Well, he’s back. Harry Dent – the controversial US economic forecaster has returned to Australia to promote his latest book and sell tickets to seminars being held around the country. And what are his predictions for our property market? Pretty much the same as they were in 2014. Oh, and 2011.
Dent says Australian property is “way overvalued” and we’re in the midst of a bubble that will inevitably burst. He describes real estate as our economic “vulnerability” with price losses of 20-50% expected during what he predicts will be a second GFC that will be worse than the first. Yep, it’s doomsday stuff all right.
In an interview on Channel 9 last week, he agreed that his 2011 and 2014 predictions of a price crash here were wrong. He says while most of his economic predictions have come true, we’re “the exception” and it’s largely due to our strong immigration.
“Australia is one of the few countries in the developed world that has very strong demographic trends now and ahead,” he said during the TV interview. “Your demographics is your savings grace and that is coming from very high quantity and quality of immigration. You’ll weather (the next GFC) better than most countries but I think real estate is your vulnerability.

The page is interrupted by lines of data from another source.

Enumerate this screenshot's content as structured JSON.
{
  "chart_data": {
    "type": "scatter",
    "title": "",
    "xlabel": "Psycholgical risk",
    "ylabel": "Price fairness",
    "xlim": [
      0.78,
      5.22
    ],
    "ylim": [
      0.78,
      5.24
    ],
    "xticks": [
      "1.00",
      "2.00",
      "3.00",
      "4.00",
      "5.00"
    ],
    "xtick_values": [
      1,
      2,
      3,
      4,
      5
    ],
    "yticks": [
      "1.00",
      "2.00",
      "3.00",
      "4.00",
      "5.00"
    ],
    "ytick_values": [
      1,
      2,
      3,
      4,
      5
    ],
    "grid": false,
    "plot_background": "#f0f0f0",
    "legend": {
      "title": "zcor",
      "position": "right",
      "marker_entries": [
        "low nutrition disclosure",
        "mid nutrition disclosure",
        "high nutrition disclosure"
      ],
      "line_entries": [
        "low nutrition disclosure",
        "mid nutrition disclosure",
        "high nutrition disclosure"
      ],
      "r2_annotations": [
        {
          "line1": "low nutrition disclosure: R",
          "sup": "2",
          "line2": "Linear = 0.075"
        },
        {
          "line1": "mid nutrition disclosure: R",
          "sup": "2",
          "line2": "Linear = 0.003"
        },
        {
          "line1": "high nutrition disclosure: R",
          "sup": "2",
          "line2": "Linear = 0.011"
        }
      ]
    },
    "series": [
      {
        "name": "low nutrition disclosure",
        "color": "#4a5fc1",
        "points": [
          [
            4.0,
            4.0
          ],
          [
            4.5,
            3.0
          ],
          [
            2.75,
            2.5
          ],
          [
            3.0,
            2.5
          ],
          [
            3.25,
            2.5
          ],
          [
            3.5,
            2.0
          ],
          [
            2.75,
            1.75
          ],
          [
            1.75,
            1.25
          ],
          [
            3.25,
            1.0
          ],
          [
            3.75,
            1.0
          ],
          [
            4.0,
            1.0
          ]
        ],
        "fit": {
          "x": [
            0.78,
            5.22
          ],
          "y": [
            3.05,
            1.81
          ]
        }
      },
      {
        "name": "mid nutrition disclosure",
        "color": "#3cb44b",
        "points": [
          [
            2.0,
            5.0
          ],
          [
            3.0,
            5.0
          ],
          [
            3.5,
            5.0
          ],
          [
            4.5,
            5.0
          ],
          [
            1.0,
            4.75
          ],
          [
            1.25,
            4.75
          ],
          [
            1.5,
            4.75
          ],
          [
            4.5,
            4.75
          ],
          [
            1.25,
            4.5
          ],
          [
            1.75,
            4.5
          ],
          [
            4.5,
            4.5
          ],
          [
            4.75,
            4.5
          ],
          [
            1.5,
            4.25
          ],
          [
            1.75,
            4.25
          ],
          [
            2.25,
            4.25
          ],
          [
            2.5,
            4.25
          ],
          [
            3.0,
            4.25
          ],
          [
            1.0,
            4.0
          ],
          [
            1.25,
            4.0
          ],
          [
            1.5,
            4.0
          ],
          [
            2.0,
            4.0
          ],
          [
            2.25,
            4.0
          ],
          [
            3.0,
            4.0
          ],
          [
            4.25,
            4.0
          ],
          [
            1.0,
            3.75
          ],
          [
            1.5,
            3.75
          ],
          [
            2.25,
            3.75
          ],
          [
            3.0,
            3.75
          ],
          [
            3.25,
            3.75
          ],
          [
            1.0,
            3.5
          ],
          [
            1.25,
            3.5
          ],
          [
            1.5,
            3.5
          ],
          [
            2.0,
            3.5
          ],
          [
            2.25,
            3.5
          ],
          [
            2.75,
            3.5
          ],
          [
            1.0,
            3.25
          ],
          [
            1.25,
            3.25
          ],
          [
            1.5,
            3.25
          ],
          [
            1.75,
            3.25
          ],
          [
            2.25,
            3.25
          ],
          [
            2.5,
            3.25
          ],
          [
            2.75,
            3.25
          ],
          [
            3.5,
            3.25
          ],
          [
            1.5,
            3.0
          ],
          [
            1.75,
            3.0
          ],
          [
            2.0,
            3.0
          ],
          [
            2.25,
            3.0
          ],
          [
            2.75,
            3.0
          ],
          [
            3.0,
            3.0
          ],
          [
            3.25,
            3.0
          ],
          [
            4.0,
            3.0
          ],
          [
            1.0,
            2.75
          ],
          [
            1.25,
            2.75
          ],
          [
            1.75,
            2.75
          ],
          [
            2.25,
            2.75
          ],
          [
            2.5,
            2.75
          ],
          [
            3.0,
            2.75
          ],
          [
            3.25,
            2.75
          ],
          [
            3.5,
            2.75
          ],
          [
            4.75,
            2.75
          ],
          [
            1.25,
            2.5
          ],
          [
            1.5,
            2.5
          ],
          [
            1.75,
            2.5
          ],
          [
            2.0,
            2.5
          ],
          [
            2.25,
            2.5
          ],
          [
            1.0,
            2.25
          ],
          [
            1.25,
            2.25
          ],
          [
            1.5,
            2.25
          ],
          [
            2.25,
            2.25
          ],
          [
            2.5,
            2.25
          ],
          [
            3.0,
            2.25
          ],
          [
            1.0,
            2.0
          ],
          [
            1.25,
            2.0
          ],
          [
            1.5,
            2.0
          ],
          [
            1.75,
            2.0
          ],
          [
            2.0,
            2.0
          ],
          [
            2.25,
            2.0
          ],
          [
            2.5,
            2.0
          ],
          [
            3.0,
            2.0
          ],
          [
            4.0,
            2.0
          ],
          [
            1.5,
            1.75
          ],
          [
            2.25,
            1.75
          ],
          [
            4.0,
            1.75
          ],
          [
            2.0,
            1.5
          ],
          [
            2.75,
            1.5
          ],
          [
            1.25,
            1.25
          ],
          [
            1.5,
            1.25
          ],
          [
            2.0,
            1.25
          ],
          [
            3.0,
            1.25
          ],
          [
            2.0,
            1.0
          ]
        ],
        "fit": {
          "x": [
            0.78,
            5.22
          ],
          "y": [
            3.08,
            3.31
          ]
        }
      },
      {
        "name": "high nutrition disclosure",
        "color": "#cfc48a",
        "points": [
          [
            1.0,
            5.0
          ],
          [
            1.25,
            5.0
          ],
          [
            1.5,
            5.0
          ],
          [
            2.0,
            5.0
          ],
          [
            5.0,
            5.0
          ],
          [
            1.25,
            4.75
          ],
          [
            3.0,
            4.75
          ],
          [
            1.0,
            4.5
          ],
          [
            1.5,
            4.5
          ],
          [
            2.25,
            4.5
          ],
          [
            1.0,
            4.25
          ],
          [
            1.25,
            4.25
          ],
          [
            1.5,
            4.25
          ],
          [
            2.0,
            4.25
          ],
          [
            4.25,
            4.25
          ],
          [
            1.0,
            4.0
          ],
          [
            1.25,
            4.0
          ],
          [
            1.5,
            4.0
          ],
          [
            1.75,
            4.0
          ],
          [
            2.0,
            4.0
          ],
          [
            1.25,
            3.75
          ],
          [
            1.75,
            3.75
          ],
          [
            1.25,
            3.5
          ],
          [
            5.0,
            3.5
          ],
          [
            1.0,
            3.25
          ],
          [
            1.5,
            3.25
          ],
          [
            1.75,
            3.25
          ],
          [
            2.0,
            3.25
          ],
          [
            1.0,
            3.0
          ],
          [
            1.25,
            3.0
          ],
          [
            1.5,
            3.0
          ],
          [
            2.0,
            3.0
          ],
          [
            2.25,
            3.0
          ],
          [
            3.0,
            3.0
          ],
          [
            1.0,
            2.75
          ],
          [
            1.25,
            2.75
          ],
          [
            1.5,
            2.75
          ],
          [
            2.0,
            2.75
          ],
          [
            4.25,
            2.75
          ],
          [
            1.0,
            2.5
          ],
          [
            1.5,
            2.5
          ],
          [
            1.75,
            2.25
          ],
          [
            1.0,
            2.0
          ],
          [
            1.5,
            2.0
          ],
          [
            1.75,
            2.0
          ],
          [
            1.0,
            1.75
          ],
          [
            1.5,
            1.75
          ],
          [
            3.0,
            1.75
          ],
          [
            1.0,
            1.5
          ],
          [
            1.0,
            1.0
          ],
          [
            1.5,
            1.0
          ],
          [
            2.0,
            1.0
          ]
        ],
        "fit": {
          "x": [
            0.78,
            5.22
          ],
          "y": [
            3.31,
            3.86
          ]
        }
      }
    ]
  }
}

He goes on to say: “I predicted almost every major bubble and major turn of events in the world except for this one. (Australia) really has been the exception but a bubble can only go so far, you are way more overvalued now than you were back then, more than twice what the US is and most European countries and this global crisis, so it may just be 20%, I say 50% max, that’s the range.”
Now I’ve been in real estate for 35 years and I’m yet to see any doomsday predictions about our property market from overseas commentators come true.
Strong population growth is not the only reason we survived the GFC relatively unscathed and I believe it’s certainly not the only reason our property market will never crash like the US. And herein lies the problem with Dent. You can’t bring an American mindset into any analysis of the Australian property market.
I can understand why Dent would look at Sydney, in particular, and think it’s overvalued. That’s how it might look on paper to an analyst who doesn’t understand how things work here. He fails to take into account all the unique factors that have kept our property prices growing while also protecting our market from collapse.
One of the most important factors is the high level of prudential oversight in our banking system. As we all know, it’s harder to get a loan for investment these days – especially on interest only terms; and that’s because APRA has identified a potential threat from high levels of investment activity and applied measures to deal with it.
We have stringent approval procedures on every new loan, such as assessing a person’s ability to make their repayments when interest rates are at the long term average of 7%-7.5% – not at today’s 4-5%.
Among other things, Dent looks at demographic trends to determine his predictions, so let’s highlight one of the most unique trends in Australia that is significant in keeping a floor under prices in all capital cities.
Australia may be ‘a land of sweeping plains’ but we have nowhere near the population spread across our country that the US does. In fact, more than two-thirds of Australians (about 15 million people) live in a capital city and we only have eight of them.
On top of this, 8 in 10 of our migrants also choose to live in a capital city, primarily Sydney and Melbourne.
When you’re having a growing population that is very concentrated around a small group of cities – and two in particular, you’re going to have much greater stability in home values no matter how high prices go.
Additionally, in major growing cities like Sydney where urban sprawl has gone about as far as it can, we now have a chronic undersupply of new housing that is also serving as a strong foundation for ongoing growth.
On top of this, we have low unemployment, a strong and resilient economy, low interest rates, a tax system that rewards property investment and a growing market of international buyers. All of this will contribute to the ongoing growth and stability not only of Sydney and Melbourne but all of our major city markets.
Dent argues that it takes 10 times the typical income to buy a typical house in Sydney and Melbourne, which he says is unsustainable. Well, if it’s so unsustainable, why are we currently seeing healthy auction clearance rates of 60%-70% in Sydney and Melbourne, even though both cities are at a price peak following a five year boom?
While I don’t question that there is an affordability challenge for young buyers, Dent also fails to take into account the ingenuity of Australians, not to mention our long-embedded culture and passion for property ownership. Australians seem to find a way when they want to buy a home.
Look at the emergence of ‘rentvesting’ and the bank of mum and dad among first home buyers. Look at how many families have adapted to apartment living over the traditional quarter acre block. Look at the number of people swapping Sydney for Melbourne or Brisbane to achieve better affordability. And how about the way we’ve embraced property investment through self-managed super? Prices keep going up but we still find a way.
In today’s high tech world, with so much information available and so many people expressing opinions, it can be hard for the ordinary home buyer or investor to figure out what’s worth listening to.
My advice is to cut through the noise and take a simple lesson from history.
Good quality Australian real estate, held over the long term, is one of the safest and most reliable asset classes you’ll find anywhere in the world. Regardless of any sort of local or global economic downturn, we have decades of evidence proving that despite recessions (like in the 1990s), or 17% interest rates (like in the 1980s), or major economic events (like the GFC), Australian property will continue to grow over the long term.